Week 50: The Dictionary


The stats:

I have studied Yiddish for 333 days
I have studied Yiddish flashcards for a total of 203 hours
I have reviewed 3,900 individual flashcards

Perhaps it is time I started to summarize my first year. As you can see from the stats above, I have studied Yiddish for 333 days, which is 32 days less than a full year -- which is about right, when you consider that my first year doesn't actually end for a couple of weeks and there were a handful of days when I wasn't able to study.

I have studied for a total of 203 hours, which is more than eight days straight, and that;s just work I have done reviewing my flashcards.
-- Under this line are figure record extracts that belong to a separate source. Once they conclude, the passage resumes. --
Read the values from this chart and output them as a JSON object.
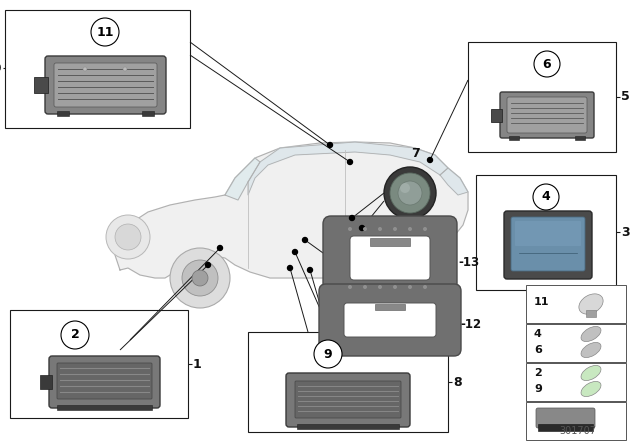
{
  "bg_color": "#ffffff",
  "diagram_id": "301707",
  "fig_w": 6.4,
  "fig_h": 4.48,
  "dpi": 100,
  "line_color": "#1a1a1a",
  "box_color": "#1a1a1a",
  "lamp_body_color": "#6a6a6a",
  "lamp_highlight": "#9a9a9a",
  "lamp_dark": "#4a4a4a",
  "gasket_color": "#707070",
  "car_line_color": "#b0b0b0",
  "text_color": "#111111"
}
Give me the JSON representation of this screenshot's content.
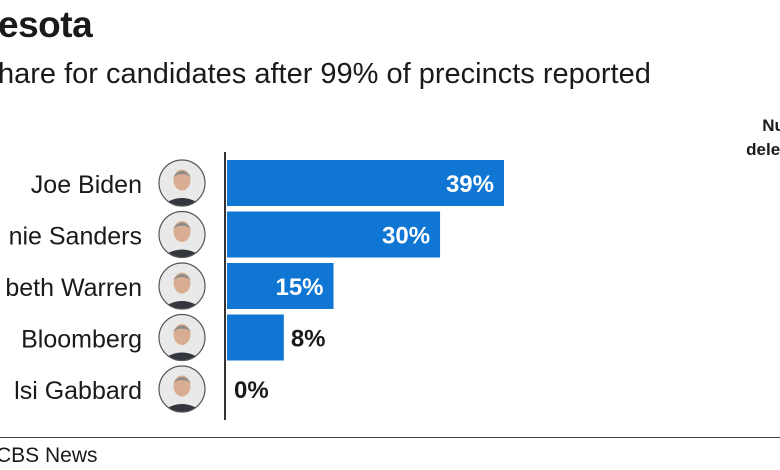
{
  "header": {
    "title": "esota",
    "subtitle": "hare for candidates after 99% of precincts reported",
    "column_header_line1": "Num",
    "column_header_line2": "delega"
  },
  "footer": {
    "source": "CBS News"
  },
  "colors": {
    "bar": "#0f76d4",
    "axis": "#333333",
    "label_inside": "#ffffff",
    "label_outside": "#1a1a1a"
  },
  "chart_data": {
    "type": "bar",
    "orientation": "horizontal",
    "title": "esota",
    "subtitle": "hare for candidates after 99% of precincts reported",
    "categories": [
      "Joe Biden",
      "nie Sanders",
      "beth Warren",
      "Bloomberg",
      "lsi Gabbard"
    ],
    "values": [
      39,
      30,
      15,
      8,
      0
    ],
    "data_labels": [
      "39%",
      "30%",
      "15%",
      "8%",
      "0%"
    ],
    "unit": "%",
    "xlim": [
      0,
      39
    ],
    "grid": false,
    "legend": "none",
    "avatars": [
      "portrait-icon",
      "portrait-icon",
      "portrait-icon",
      "portrait-icon",
      "portrait-icon"
    ]
  }
}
If you also count the time spent creating the flashcards and time spent on a Yiddish audio tape I listen to, the total is probably closer to 300 hours, or 12 days straight.

This feels like a lot. It's probably the most concerted effort I have ever put into any one project in my entire life. And yet it is the amount of language a child passively receives hearing native speakers speak in less than two weeks. That's just how it is, and it will always be the greatest barrier for me to true fluency.

So it is. I realized early on in this project that there were going to be limitations to what I could learn and how effective I could be at applying it. One of the things I have been thinking about in the coming year is ways I can make real, practical use of the Yiddish I am learning, and I will discuss that later.

For now, I want to talk about the dictionary. When I started this project, I simply used Google Translate and a word list I culled from a couple of sources. I cannot recommend that. Google Translate does not always provide the correct translation, almost never provides the correct gender of a word, and never provides a decent translation of a full sentence.

I quickly moved on to a dictionary. It's titled "The Yiddish Dictionary Sourcebook: A Transliterated Guide to the Yiddish Language" by Herman Galvin and Stan Tamarkin. I got it at random -- it was the only dictionary in a used book store in Omaha. But I like it.

I don't know that it's especially good. Galvin was a Yiddish speaker, as was Tamarkin, his son-in-law, but neither were linguists, as far as I can tell. The primary intention of the project was to create a transliterated dictionary, but they argued constantly over which pronunciation should be preferred and sometimes picked them at random, according to an interview with the New York Times.

The book gives the gender of a word, which I needed, but does not give the plural, which I also needed. And although it claims 8,500 entries, you can see a sample page I have marked up at the top of this page. I have learned almost every word on the page, and this is true for every page in the book. But I have only studied about 4,000 flashcards, and only about 3,000 of those are vocabulary words (the remainder are complete phrases.) So how can this be?

The answer is that, as with English, one Yiddish word can often have multiple meanings. And so a single Yiddish word, say, onkhapn, will appear under entries for seize, grasp, grap, and get hold. So while the book does have 8,500 entries, it only has about 4,000 distinct words.

That turned out to be perfect for me. It turned out to be just a little more than what I can learn in a year, and I think the selection of words in the book are good, if not always the most scintillating. I will locate about another 100 words from the dictionary, just to round my total number of flashcards off to 4,000 exactly, but then I will move on to a new dictionary.

This new book will be the massive "Comprehensive English-Yiddish Dictionary," and I think if I had started with that, I would have been overwhelmed. There are 50,000 entries in the book. Were I to just go through it, a page a day, as I did with Galvin and Tamarkin's book, it would take me three years to get through the whole thing.

Thanks to "The Yiddish Dictionary Sourcebook," I have a good sense of my own page, and how much I can reasonably expect to learn in a year, and so I can approach this new dictionary with a plan.

The truth is that I am not sure that continued vocabulary acquisition like this is necessarily the most useful thing for me. But, then, this is a hobby for me, and it's my hobby, and I like learning vocabulary words. If I am to continue into the new year, I must make sure to include the stuff that I enjoy, because that's literally the only reason I am doing this project: for the pleasure of it.